俺はそのスカーレット先生の身体にに抱きついてしまった。先生はにやにやと笑いながら歌い、そしてそれを終えるとそそくさとコートが床にある場所行きそれを着る。
「安パイ君どうしたの?いつもは脱がないんだけど、生徒の前で初めて脱いじゃった。つい興奮しちゃって」
「なんか先生にとても抱きつきたくて・・・」
「しかたないなあ。今度ベッドに呼んであげる。いっぱいやろうね」
「いいんすか?」
「嘘よ」
「先生が嘘つくなんてサイテーです!」俺は激怒した。先生はコートのボタンをとめていく。そのコートはもう汗でびしょびしょでピンク色から暗いピンク色へ変わっていた。

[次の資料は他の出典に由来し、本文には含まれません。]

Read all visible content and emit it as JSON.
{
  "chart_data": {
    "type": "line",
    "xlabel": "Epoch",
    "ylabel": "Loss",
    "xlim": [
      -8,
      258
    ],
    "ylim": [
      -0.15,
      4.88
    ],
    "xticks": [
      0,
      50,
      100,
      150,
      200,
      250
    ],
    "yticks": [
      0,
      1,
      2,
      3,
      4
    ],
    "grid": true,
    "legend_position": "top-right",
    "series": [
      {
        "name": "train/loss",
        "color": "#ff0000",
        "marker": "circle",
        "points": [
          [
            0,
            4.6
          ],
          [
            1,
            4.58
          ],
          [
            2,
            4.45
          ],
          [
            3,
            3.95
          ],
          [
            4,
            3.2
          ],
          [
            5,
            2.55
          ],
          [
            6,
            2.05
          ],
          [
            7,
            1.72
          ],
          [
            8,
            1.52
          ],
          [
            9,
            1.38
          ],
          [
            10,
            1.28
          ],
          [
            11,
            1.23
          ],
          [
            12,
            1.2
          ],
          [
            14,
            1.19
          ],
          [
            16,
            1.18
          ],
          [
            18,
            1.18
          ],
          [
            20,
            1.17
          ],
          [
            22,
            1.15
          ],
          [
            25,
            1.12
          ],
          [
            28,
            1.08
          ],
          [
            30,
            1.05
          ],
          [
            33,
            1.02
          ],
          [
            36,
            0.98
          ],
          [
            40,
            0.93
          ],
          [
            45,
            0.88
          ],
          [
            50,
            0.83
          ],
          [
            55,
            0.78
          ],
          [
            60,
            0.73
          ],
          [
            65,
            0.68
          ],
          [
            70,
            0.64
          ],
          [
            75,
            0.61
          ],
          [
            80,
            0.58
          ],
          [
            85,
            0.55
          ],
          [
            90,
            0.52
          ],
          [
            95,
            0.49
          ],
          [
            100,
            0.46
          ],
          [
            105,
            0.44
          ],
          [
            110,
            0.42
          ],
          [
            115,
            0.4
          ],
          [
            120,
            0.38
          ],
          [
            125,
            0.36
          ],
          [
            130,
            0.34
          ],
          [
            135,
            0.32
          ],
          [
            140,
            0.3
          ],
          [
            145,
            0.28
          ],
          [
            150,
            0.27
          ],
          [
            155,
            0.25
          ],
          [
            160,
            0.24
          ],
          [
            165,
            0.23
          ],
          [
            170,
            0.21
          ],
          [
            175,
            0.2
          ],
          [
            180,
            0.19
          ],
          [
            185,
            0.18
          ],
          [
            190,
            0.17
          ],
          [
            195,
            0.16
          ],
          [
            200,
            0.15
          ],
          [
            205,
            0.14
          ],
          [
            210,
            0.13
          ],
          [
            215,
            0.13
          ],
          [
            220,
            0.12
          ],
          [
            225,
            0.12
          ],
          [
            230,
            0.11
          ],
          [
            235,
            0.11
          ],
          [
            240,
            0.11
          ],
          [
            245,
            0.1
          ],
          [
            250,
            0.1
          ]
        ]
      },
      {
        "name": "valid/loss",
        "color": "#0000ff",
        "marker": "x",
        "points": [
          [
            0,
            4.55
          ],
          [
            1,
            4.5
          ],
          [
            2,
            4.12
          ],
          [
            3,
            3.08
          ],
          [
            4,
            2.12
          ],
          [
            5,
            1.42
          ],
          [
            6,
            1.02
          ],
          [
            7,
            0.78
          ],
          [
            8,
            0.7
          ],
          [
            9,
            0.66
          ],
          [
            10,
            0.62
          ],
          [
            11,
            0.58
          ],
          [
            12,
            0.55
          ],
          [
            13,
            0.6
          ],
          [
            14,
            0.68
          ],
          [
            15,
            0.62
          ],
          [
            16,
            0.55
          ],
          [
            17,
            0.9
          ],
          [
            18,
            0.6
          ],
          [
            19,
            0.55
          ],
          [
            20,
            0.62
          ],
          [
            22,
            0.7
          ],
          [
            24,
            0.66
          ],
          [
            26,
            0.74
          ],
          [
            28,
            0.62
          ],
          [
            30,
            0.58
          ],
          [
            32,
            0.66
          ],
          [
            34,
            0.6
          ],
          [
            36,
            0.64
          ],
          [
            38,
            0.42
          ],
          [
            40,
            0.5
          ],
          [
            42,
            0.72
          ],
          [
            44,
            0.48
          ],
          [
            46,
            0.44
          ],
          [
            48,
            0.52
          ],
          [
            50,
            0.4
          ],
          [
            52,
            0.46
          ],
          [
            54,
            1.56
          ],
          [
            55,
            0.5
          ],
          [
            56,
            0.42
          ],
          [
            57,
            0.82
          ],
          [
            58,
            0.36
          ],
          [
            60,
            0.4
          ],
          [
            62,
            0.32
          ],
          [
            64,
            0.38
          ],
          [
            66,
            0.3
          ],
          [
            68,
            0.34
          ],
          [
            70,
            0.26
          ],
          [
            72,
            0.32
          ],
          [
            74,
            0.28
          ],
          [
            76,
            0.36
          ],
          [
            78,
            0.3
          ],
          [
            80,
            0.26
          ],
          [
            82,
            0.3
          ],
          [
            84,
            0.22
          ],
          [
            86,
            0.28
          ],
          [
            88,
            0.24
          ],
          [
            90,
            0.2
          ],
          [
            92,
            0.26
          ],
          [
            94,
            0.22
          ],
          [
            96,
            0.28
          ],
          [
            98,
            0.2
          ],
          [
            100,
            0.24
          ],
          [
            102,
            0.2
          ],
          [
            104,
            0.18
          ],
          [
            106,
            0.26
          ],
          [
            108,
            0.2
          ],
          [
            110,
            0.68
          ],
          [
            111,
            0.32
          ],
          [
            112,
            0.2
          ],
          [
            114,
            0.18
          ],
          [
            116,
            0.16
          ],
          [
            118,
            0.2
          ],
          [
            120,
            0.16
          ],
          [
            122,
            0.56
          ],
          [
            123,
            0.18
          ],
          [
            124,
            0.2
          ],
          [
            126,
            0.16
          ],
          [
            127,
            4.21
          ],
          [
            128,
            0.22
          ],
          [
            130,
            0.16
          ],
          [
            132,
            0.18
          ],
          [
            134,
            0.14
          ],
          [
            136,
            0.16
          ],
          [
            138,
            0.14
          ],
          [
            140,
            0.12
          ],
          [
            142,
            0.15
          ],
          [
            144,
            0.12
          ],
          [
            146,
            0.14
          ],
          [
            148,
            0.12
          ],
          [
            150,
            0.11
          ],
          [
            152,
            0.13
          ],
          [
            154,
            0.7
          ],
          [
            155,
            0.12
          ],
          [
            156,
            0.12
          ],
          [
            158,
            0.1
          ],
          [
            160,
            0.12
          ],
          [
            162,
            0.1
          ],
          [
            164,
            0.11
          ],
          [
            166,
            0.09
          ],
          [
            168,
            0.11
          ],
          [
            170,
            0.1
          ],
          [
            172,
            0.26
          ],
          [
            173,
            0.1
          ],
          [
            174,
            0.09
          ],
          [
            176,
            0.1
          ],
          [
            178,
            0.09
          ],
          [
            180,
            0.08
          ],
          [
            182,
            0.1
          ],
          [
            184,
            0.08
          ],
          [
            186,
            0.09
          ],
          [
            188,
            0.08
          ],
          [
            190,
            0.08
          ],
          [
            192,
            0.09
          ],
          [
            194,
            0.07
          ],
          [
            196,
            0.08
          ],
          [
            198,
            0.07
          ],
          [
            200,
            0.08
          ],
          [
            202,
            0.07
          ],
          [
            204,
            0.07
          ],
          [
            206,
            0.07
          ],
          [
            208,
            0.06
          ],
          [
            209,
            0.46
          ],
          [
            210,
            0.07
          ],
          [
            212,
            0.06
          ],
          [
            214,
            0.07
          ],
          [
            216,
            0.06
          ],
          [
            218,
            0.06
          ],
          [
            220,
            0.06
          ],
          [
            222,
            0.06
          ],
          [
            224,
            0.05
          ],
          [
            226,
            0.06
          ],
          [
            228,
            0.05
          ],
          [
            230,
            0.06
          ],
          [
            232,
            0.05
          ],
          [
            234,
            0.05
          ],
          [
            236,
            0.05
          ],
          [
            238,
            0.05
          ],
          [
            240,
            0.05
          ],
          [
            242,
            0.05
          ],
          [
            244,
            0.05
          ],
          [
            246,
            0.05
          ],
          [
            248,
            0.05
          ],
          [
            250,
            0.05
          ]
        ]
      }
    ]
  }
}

「先生でも嘘をつくものなのよ。これも教師の教え、覚えておいて」
「お姉ちゃんもしかして露出狂?」
「違うわよ!失礼しちゃうわ!サービスよ!サービス!」
「それを露出狂って言うんだけど、私までまきこまないでよねー」
「あら、サクラも脱ぎたかったの?」
「そんなわけないじゃない!」
「安パイ君には裸見られちゃったから十分じゃない?」
「あ、そうだ、写真立てを買いに写真屋さん行かなくっちゃ。お姉ちゃんもう帰るの?」
「そうね、眠気さめたけど、下着にコートじゃ暑いから一旦帰るわ」
「じゃあねー、アンドー君行こうっか」と言ってサクラは俺の手を引いてコンビニから出て行った。
「安パイ君。私の裸の写真も今度あげるよ。でかいポスターのやつ。直ぐ作れるから。どんな格好がいい?」
「もう行っちゃおー、アンドー君。お姉ちゃんは無視して」
そして俺とサクラはスカーレット先生から別れ、写真屋さんに向かうことになった。